«Les immobiles mosquées, que les siècles ne changent
pas [...], elles sont l'immuable passé ces mosquées ;
elles recèlent dans leurs pierres et leurs marbres le vieil
esprit musulman [...], elles font planer le frisson des vieux
souvenirs, le grand rêve mystique de l'Islam...» écrivait
Pierre Loti en 1890, lors de son retour à Constantinople.
Il en est ainsi de maints voyageurs étrangers, saisis par
ce charme de l'Orient, «le pays de l'imagination, la terre
du merveilleux» (Lamartine).
Giovanni Curatola retrace la lente progression
et la complexe constitution d'un peuple qu'illustrent
ses réalisations architecturales et artistiques, sur près
d'un millénaire : du XIe siècle (victoire de Manzikert,
en 1071) jusqu'à la fin du XIXe qui parachève l'urbanisme
d'Istanbul. Au long de ces siècles, l'activité édificatrice
et artistique des souverains seldjoukides puis ottomans
fut d'une richesse inégalée.
Les caravansérails seldjoukides - à Konya, Kayseri,
Sivas, Erzurum ou Nigde - comme les madrasas ou les türbe
funéraires, témoignage d'un passé nomade, frappent par
leur hiératique élégance et la richesse ornementale de leurs
portails qui culminera dans ceux de Divrigi, chef-d'oeuvre
«baroque».
L'arrivée au pouvoir des Ottomans, au début du
XIVe siècle, fait suite au lent déclin de la dynastie seldjoukide.
Leur expansion marque un tournant dans les arts : les églises
byzantines sont converties en mosquées puis de nouveaux
édifices religieux émaillent peu à peu l'empire selon le plan
en T renversé, typique de Bursa, qui sera vite prédominant,
comme dans la Yesil Camii (v. 1420). L'architecture ottomane
connaît son apogée au XVIe siècle avec la figure de Sinan dont
les mosquées, une fois dépassé le modèle de Sainte-Sophie,
rivalisent de beauté, sculptant la silhouette de
Constantinople ou d'Edirne, telle la Selimiye, sa plus haute
réalisation. Après l'époque de Sinan, trois constructions
palatiales majeures sont à retenir : Topkapi Sarayi,
le palais d'Isak Pasa à Dogubayazit, aux extrêmes confins
de l'empire, et Dolmabahçe, dans la capitale... sans oublier
la fontaine d'Ahmed III, «joyau de marbre» (De Amicis),
palais, mosquées, tours d'horloge et le pont de Galata.

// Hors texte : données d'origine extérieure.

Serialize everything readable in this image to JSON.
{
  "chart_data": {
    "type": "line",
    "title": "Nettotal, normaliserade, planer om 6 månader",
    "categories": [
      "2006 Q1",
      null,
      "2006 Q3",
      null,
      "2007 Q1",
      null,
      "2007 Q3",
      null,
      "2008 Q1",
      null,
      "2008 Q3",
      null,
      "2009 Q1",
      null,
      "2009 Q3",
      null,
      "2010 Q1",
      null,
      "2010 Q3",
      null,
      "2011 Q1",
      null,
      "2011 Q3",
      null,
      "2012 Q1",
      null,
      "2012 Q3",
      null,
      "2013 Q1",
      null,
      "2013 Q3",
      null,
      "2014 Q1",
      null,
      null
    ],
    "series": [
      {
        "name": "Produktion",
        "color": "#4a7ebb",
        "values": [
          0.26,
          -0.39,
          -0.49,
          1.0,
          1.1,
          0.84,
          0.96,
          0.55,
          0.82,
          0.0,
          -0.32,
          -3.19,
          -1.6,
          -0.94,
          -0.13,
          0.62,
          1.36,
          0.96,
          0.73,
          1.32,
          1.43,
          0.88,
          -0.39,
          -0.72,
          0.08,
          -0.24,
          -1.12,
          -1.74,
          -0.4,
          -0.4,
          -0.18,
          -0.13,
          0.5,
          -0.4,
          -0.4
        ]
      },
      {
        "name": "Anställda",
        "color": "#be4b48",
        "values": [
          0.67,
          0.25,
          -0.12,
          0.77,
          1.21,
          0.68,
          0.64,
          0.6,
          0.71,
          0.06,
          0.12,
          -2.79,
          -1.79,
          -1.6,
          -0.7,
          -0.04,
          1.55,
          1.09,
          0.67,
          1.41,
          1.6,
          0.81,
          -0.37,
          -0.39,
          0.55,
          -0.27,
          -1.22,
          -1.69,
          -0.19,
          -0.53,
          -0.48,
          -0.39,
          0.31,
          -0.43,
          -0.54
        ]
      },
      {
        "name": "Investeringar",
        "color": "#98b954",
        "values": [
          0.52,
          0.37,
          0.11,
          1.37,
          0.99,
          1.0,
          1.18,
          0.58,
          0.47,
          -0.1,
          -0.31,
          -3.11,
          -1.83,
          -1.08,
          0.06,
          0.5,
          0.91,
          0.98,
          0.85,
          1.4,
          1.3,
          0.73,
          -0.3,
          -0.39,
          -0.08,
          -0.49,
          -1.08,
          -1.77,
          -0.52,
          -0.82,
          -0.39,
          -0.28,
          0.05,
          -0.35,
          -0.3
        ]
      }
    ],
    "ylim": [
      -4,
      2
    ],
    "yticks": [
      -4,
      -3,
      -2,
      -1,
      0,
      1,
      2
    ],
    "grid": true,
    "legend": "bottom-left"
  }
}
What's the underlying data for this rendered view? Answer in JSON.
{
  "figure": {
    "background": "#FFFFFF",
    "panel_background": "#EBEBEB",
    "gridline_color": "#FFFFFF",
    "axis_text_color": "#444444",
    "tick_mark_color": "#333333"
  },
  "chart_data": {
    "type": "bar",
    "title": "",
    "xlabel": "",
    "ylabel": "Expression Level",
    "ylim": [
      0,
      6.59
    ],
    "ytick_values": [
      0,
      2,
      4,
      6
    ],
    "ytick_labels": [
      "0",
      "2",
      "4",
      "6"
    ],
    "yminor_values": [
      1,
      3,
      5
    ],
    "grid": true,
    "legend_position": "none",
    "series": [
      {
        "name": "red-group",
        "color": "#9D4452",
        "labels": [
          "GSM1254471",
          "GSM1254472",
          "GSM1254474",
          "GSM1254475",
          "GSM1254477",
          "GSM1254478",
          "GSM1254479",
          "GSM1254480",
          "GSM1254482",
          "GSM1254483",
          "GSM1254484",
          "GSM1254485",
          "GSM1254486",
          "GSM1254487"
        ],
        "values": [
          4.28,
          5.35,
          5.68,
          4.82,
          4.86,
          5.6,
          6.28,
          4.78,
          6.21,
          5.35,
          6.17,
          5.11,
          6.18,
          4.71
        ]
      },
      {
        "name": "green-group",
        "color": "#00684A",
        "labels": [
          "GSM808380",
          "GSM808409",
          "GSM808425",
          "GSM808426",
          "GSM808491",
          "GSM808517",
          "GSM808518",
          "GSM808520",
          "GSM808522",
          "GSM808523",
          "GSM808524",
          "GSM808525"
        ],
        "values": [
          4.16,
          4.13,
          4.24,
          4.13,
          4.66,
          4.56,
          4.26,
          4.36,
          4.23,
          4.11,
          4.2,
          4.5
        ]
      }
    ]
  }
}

Le prestige des sultans ne se manifeste pas seulement
dans les monuments : grâce aux ateliers impériaux, leur
mécénat favorise les arts décoratifs - calligraphie, reliure,
métaux, céramiques, tissus, tapis, bijoux, miniatures -,
indissociables de l'architecture. L'extrême beauté des
revêtements pariétaux qui ornent l'intérieur des édifices
religieux ou civils, mais aussi le mobilier des mosquées,
les mihrabs et les minbars ouvragés, sont ainsi mis en
perspective dans cet ouvrage à l'iconographie foisonnante.
La proximité entre Orient et Occident, où les différents
arts n'ont cessé de s'interpénétrer, et l'égal raffinement des
deux cultures sont ici manifestes, témoignant d'un langage
artistique méditerranéen et universel. «Cette cité - écrivait
Nerval à propos de Constantinople - est le sceau mystérieux
et sublime qui unit l'Europe à l'Asie.»